Elles n’ont pas peur du gigantisme et de la dérision. Les six installations de Shen Yuan, à la galerie Kamel Mennour, ont ce point commun, d’allier un certain comique de situation à un sujet douloureux. Le tout dans des tailles disproportionnées. Du thermomètre géant dans lequel divague un poisson rouge, aux nombreux sèche-cheveux suspendus au plafond s’allumant dans un ordre aléatoire et faisant s’étirer par leur souffle des langues de belle-mère.

Après la répression du mouvement démocratique de juin 1989 place Tiananmen, Shen Yuan connaît l’exil et la nécessité de s’acclimater à une autre culture, à d’autres modes de communication. Et le terme même d’acclimatation prend tout son sens dans ces œuvres alliant matériaux bruts et éphémères ou encore organismes vivants, sensations de froid ou de chaleur.

En ouverture de l’exposition Shen Yuan a réalisé une performance se rapportant à cette notion de barrière de la langue et d’intégration, d’acclimatation difficile, voireimprobable.
Isolée dans une salle de la galerie dont les ouvertures sont obstruées par deux énormes pains de glace, l’artiste coud lentement, pendant plusieurs heures des mots sur une épaisse couverture. Les sons de l’extérieur résonnent comme autant de mots incompréhensibles, et, pour les visiteurs, c’est l’interrogation et l’étrangeté de cette silhouette qu’ils devinent à travers la glace qui fond doucement.

Dans chacune de ses œuvres Shen Yuan pose un regard critique et dénonciateur sur cette culture et ce système dont elle est issue et irrémédiablement empreinte. Elle détourne sa propre culture et, sans la renier, l’expose tout en la jugeant.
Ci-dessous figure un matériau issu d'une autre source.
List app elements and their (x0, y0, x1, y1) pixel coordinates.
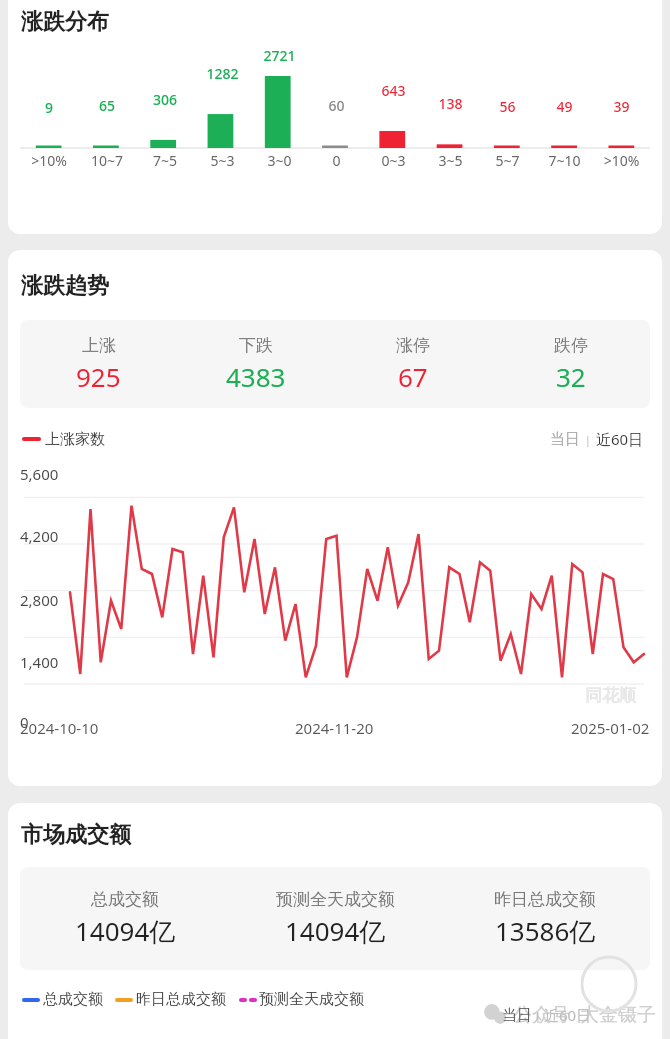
staticText: 上涨家数 (45, 430, 105, 449)
staticText: 当日 (550, 430, 580, 449)
staticText: 上涨 (82, 335, 116, 356)
staticText: 13586亿 (495, 913, 596, 949)
staticText: 4,200 (20, 526, 59, 546)
staticText: 49 (536, 97, 593, 116)
staticText: 5~7 (479, 151, 536, 170)
staticText: 总成交额 (91, 889, 159, 910)
staticText: 3~5 (422, 151, 479, 170)
staticText: 9 (20, 98, 78, 117)
staticText: 56 (479, 97, 536, 116)
button[interactable]: 下跌 (177, 335, 334, 394)
staticText: >10% (20, 151, 78, 170)
staticText: 昨日总成交额 (494, 889, 596, 910)
staticText: 5,600 (20, 464, 59, 484)
staticText: 预测全天成交额 (276, 889, 395, 910)
staticText: 643 (365, 81, 422, 100)
button[interactable]: 预测全天成交额 (240, 990, 364, 1009)
staticText: 市场成交额 (21, 821, 131, 849)
staticText: 4383 (226, 359, 286, 394)
staticText: | (532, 1008, 544, 1023)
button[interactable]: 预测全天成交额 (230, 889, 440, 949)
staticText: 跌停 (554, 335, 588, 356)
staticText: 67 (398, 359, 428, 394)
staticText: 60 (308, 96, 365, 115)
staticText: >10% (593, 151, 650, 170)
staticText: 同花顺 (585, 685, 636, 706)
button[interactable]: 昨日总成交额 (117, 990, 226, 1009)
staticText: 2025-01-02 (571, 718, 650, 738)
staticText: 公众号 大金镊子 (513, 1001, 656, 1027)
button[interactable]: 昨日总成交额 (440, 889, 650, 949)
staticText: 1282 (194, 64, 251, 83)
staticText: | (582, 432, 594, 447)
staticText: 925 (76, 359, 121, 394)
staticText: 预测全天成交额 (259, 990, 364, 1009)
staticText: 3~0 (251, 151, 308, 170)
staticText: 306 (136, 90, 194, 109)
staticText: 10~7 (78, 151, 136, 170)
staticText: 1,400 (20, 652, 59, 672)
staticText: 5~3 (194, 151, 251, 170)
button[interactable]: 当日 (548, 430, 582, 449)
staticText: 14094亿 (285, 913, 386, 949)
staticText: 2721 (251, 46, 308, 65)
staticText: 涨跌趋势 (21, 272, 109, 300)
staticText: 2,800 (20, 590, 59, 610)
staticText: 32 (556, 359, 586, 394)
button[interactable]: 涨停 (334, 335, 492, 394)
staticText: 2024-11-20 (295, 718, 374, 738)
staticText: 7~10 (536, 151, 593, 170)
staticText: 昨日总成交额 (136, 990, 226, 1009)
staticText: 当日 (502, 1006, 532, 1025)
staticText: 2024-10-10 (20, 718, 99, 738)
button[interactable]: 跌停 (492, 335, 650, 394)
staticText: 39 (593, 97, 650, 116)
staticText: 近60日 (596, 429, 644, 449)
staticText: 14094亿 (75, 913, 176, 949)
staticText: 0~3 (365, 151, 422, 170)
button[interactable]: 上涨 (20, 335, 177, 394)
staticText: 0 (20, 712, 29, 732)
staticText: 7~5 (136, 151, 194, 170)
staticText: 涨停 (396, 335, 430, 356)
button[interactable]: 总成交额 (20, 889, 230, 949)
staticText: 0 (308, 151, 365, 170)
button[interactable]: 总成交额 (24, 990, 103, 1009)
staticText: 下跌 (239, 335, 273, 356)
staticText: 总成交额 (43, 990, 103, 1009)
staticText: 65 (78, 96, 136, 115)
button[interactable]: 近60日 (594, 429, 646, 449)
staticText: 涨跌分布 (21, 8, 109, 36)
staticText: 138 (422, 94, 479, 113)
staticText: 近60日 (544, 1005, 592, 1025)
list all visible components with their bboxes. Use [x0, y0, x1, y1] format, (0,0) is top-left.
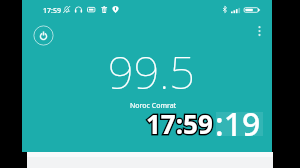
staticText: 17:59 — [43, 6, 61, 16]
staticText: 17:59 — [146, 106, 213, 141]
staticText: 17:59 — [146, 106, 213, 141]
staticText: :19 — [215, 102, 261, 146]
staticText: 99.5 — [108, 41, 195, 102]
staticText: Noroc Comrat — [130, 101, 177, 111]
button[interactable]: More options — [244, 13, 274, 48]
button[interactable]: Power — [25, 17, 61, 53]
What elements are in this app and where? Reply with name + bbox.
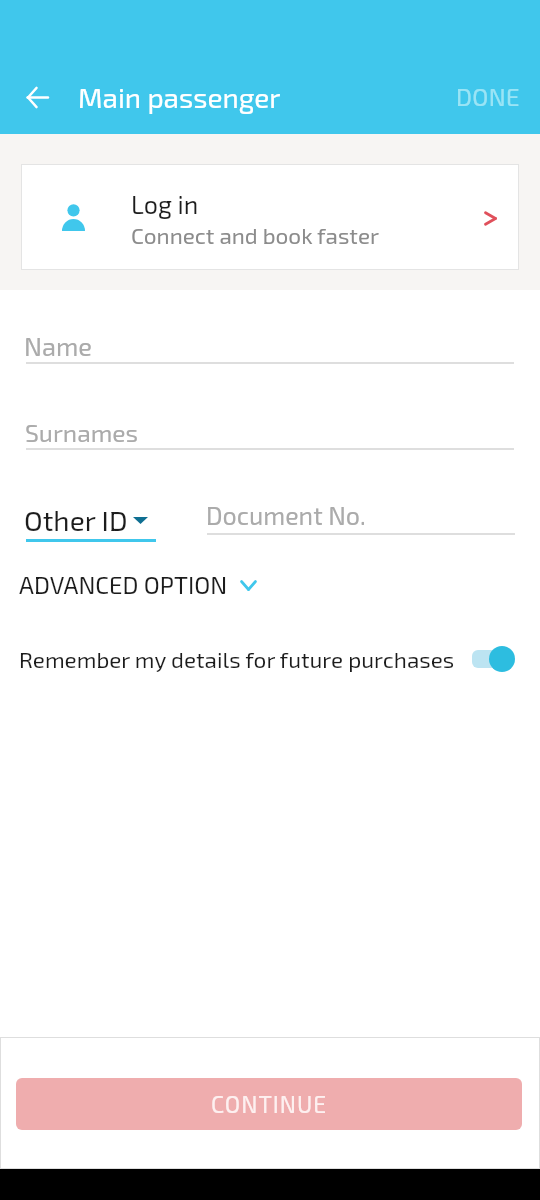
staticText: Connect and book faster [131,222,380,249]
button[interactable]: Document No. [207,492,515,536]
staticText: Document No. [206,500,366,530]
button[interactable]: CONTINUE [16,1078,522,1130]
button[interactable]: Name [26,320,514,364]
button[interactable]: Log in [21,164,519,270]
staticText: Remember my details for future purchases [19,646,455,673]
staticText: Other ID [24,503,128,537]
staticText: Main passenger [78,80,281,114]
button[interactable]: Other ID [26,496,156,540]
staticText: Name [24,331,93,362]
button[interactable]: Remember my details for future purchases [0,637,540,681]
staticText: Surnames [25,417,139,447]
button[interactable]: Remember my details toggle, on [468,642,518,676]
staticText: CONTINUE [211,1090,328,1118]
button[interactable]: DONE [442,74,534,118]
staticText: Log in [131,189,199,219]
staticText: ADVANCED OPTION [19,570,228,599]
button[interactable]: Back [9,69,65,125]
staticText: DONE [456,82,520,111]
button[interactable]: ADVANCED OPTION [18,566,268,606]
button[interactable]: Surnames [26,406,514,450]
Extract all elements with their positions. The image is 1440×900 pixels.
Des petites ballerines, véritables objets de torture pour les femmes chinoises, qui sillonnent une des salle de la galerie pour inscrire cette phrase : Elles sont parties, mais n’ont nulle part où aller, au Ventre de pierre sculpté, représentant le désastre de la construction du Barrage des Trois Gorges, tout fait écho à l’exil et au doute, à la perte de ses repères et de ses racines, à l’absurdité d’une culture de masse.
Dans chacune, cette même finesse et cette même poésie, ces éléments naturels et ces couleurs vives. Tout chez Shen Yuan séduit, ou amuse, jusqu’à ces clichés de son village natal transformé aujourd’hui en décharge.
L’artiste s’engage et prend ainsi sa liberté à travers une œuvre poétique et surprenante, qui ne manque pas de susciter la curiosité du spectateur face à ces installations grands formats.

Shen Yuan
— Poïkilotherme, 2008. Installation : thermomètre en verre de Murano, eau et carpe koï. 302 x 18 x 22 cm
— Le Ventre de pierre, 2008. Rocher sculpté, eau et poissons. 200 x 165 x 60 cm
— Errance immortelle, 2008. Argile rouge, matériaux de récupération, photos imprimées sur bâche plastique. 200 x 700 x 200 cm
— Paroles brèves, 2008. Installation : 80 sèche-cheveux et tissus. Dimensions variables
— Uncomfortable shoes (Elles sont parties pourtant elles n’ont nulle part où aller), 2008. Installation : chaussures chinoises. Dimensions variables.